The greatest entrepreneur of our time is bringing a Silicon Valley ethos to the task of pruning and rationalizing federal agencies, a job that Democrats long assumed was so gargantuan and complex that no one would ever dare seriously attempt it, let alone accomplish it.
The German leftist Rudi Dutschke is associated with the idea of “the long march through the institutions,” or a slow takeover of society by co-opting political and cultural centers of power. In Washington, Musk is attempting a very short march through the institutions — trying to reorient the federal bureaucracy and ax waste long targeted by Republicans in a matter of weeks.

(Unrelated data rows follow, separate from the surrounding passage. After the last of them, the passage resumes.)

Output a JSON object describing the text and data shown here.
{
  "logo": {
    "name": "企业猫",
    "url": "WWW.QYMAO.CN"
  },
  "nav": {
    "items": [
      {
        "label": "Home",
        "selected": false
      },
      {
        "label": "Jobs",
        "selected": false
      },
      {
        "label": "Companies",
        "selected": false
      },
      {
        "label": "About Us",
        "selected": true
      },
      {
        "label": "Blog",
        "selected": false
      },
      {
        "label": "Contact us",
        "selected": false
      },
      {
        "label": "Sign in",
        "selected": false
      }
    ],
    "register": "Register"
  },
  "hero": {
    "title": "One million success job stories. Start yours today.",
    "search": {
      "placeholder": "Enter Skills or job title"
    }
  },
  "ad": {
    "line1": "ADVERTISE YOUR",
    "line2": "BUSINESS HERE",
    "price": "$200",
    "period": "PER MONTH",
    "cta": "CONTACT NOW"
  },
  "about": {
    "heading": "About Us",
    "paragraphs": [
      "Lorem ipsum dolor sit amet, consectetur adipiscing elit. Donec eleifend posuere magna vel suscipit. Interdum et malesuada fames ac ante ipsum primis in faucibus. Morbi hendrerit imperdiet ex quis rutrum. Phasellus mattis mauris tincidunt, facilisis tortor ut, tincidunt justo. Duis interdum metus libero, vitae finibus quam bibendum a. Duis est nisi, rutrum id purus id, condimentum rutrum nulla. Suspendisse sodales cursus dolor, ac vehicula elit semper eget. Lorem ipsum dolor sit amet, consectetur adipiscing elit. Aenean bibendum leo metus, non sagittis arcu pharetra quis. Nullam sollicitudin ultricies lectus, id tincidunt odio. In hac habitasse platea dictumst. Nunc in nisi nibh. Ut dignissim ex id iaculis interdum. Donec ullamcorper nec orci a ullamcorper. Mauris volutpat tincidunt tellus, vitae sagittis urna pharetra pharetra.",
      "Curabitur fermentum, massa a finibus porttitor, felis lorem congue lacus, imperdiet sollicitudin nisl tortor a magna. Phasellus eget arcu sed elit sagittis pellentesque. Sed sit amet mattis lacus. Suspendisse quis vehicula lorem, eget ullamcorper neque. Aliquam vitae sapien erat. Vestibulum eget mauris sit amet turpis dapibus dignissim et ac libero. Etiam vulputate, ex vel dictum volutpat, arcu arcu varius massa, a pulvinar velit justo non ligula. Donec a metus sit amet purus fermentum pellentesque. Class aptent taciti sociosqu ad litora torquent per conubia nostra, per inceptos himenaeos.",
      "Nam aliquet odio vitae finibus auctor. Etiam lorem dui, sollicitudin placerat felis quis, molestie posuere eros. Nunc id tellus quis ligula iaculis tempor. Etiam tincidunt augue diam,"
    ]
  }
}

In the first Trump administration, Trump adviser Peter Navarro boasted of doing things on “Trump time,” or faster than anyone would have thought possible absent the impatient proddings of his boss. “Musk time” is more rapid still.
A common charge against Musk is that he’s unelected. “Nobody Voted for Elon Musk,” the progressive publication Mother Jones huffed. Well, yes, but no one voted for any other Trump adviser, either. The president is elected to run the executive branch and then relies on myriad people in different positions with varying degrees of power and influence — none of whom are elected — to do it.
There is a long history of presidents tapping informal advisers to assist them. The originally derisive term, “kitchen cabinet,” dates back to Andrew Jackson in the 1830s.
It is also rich to complain about Elon Musk’s unelected status when no one in the vast federal apparatus that he’s grappling with was elected, either. The difference is that Musk is operating with the approval of a newly elected president.
Of course, the legalities matter. Musk is a so-called special government employee, which makes him more than just a billionaire who’s walked in off the streets, but his powers are limited. As long as federal officers are acting on his advice rather than Musk issuing orders directly, his influence should pass legal muster.